今、俺は二年生、先輩は三年生だ。大学が冬休みに入ったので、撮影のために遠出をしたのが今日のこと。単線電車に揺られて此処までやって来た理由は、山の展望台から海と、其処に建てられている風力発電機が撮れるという情報を仕入れたから。特に冬の夜は発電機に加え、行き交うタンカーや漁船の灯りが雪の舞う中に見えるそうで、これは行くしかあるまいと先輩が提案した。展望台までも駅から歩いて一時間とそんなに遠くなかったし、雪の降る日に車を運転するのは不安だとお互いに躊躇したので電車で訪れた。まあ、完全に裏目に出たのだが。
 三時間に一本しか電車が来ない場所だとわかっていた。そして夜に撮影を行うので終電の時間も予め確認していた。スマホでスクショも撮ったし駅でも十九時二十五分が最終と書いてある時刻表を見た。だから余裕を持って二十分前には駅へ戻って来た。エアコンの電源が入っていない待合室へ荷物を置き、交互にお手洗いを済ませた。他にお客さんはいなくて、二人きりで密室にいるなぁ、とぼんやり思った。流石にそのくらいでドキドキはしなかったけど、表現次第では怪しい状況に聞こえるかも、としょうもないことを考えた。
 発車の五分前からホームで待った。寒いけど、万が一早く来られて置いて行かれては大変だから。
 定時になっても電車は来なかった。
 五分。十分。まだ来ない。おかしいな、と先輩はスマホで運行情報をチェックした。遅延や運休は発生していなかった。
「時間、合っているはずなのに」
 そう言いながら、待合室の方へ時刻表を確認しに行った。俺は電車が来た時に備えてホームで待機をしていたのだが、げっ、と先輩の声が響いた。嫌な予感が頭を過る。
「えらいこっちゃ。田中君、こっちへおいで」
「でも、電車が」
「大丈夫。気にする必要は無い」
 その言葉で、まさか、とほぼ確信に変わる。
「先輩、もしかして」
 傍に寄ると、御覧、と時刻表の右下を指差した。文字が小さくてよく読めず、顔を近付ける。

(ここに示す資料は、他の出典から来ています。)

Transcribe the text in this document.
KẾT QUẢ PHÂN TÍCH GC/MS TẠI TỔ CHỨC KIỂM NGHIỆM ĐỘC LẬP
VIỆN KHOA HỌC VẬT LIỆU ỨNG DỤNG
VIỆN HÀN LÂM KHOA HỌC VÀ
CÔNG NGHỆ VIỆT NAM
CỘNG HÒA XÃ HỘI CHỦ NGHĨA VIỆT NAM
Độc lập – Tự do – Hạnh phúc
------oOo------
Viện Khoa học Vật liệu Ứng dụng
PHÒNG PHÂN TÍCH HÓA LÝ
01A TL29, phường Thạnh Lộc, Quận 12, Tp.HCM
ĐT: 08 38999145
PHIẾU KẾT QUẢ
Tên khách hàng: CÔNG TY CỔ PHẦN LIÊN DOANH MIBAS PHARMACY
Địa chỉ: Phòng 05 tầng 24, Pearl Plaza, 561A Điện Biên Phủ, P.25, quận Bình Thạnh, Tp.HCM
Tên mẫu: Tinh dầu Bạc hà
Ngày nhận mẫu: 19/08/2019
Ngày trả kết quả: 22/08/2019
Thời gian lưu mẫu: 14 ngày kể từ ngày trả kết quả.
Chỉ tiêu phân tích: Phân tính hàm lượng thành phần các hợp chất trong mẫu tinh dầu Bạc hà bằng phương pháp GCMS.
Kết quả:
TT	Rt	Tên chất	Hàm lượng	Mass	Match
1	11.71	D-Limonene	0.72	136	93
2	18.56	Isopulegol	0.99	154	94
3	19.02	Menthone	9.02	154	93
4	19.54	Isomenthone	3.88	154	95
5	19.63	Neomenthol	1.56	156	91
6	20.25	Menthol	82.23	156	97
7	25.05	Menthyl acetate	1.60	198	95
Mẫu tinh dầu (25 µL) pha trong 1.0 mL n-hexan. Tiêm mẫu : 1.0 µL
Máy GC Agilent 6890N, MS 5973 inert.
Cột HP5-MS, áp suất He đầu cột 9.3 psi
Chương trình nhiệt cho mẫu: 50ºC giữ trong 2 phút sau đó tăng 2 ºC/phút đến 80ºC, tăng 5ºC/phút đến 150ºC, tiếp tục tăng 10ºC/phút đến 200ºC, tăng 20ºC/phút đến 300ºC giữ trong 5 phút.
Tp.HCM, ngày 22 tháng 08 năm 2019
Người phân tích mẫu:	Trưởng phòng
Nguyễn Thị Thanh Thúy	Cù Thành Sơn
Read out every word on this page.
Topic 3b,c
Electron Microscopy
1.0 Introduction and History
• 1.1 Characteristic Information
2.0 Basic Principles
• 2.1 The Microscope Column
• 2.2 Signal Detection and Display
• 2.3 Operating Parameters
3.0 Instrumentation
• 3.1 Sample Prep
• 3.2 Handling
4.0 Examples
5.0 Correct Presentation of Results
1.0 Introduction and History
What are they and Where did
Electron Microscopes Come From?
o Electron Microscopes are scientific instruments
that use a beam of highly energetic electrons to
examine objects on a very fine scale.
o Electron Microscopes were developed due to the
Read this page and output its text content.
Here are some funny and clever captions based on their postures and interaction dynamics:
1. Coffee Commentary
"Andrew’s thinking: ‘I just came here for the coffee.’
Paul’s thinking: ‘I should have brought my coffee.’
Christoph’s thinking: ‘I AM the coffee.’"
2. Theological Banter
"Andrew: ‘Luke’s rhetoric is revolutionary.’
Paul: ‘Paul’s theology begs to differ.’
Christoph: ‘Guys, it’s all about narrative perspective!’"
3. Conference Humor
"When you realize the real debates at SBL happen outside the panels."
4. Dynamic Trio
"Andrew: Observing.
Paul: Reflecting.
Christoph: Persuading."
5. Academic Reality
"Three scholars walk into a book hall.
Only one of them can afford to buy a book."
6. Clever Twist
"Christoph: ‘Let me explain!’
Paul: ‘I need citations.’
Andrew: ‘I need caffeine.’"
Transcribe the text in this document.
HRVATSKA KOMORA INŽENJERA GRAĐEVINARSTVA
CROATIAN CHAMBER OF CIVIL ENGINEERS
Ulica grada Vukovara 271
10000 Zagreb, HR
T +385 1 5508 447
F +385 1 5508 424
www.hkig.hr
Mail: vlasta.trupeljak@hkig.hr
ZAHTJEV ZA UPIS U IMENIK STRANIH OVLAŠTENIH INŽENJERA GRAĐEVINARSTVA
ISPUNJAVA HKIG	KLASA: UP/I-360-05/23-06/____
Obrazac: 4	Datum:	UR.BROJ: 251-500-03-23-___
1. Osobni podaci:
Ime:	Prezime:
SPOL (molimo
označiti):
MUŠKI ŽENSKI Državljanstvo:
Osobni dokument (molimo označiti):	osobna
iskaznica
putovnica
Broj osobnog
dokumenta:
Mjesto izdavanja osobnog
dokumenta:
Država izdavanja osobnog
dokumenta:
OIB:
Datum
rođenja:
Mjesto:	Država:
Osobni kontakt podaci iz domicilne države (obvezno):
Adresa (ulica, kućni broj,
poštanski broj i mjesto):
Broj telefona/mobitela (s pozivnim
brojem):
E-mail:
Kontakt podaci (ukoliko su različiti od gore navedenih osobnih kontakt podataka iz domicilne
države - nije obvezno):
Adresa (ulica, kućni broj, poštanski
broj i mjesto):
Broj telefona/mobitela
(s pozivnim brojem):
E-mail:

『※十一月三十日から三月三十一日までは冬季天候不順の為、始発列車は六時五十分、最終列車は十七時五分になります。』
 気が遠くなった。マジか、と呟きが漏れる。
「終電、無くなっちった」
「いやもっと大きく書いておけや!」
 怒りを込めてツッコミを入れる。仕方ない、と先輩は肩を竦めた。
「明記はしてある。気付かなかった我々が悪い」
「いやいや、これは見逃しますって! 大事な事でしょう!? こんなに小さいなんてひどくない!?」
「地元の人達には当たり前なんだろうなぁ」
 先輩はのんびりしている。終電が終わったんですよ、と俺はじっとりとした視線を向けた。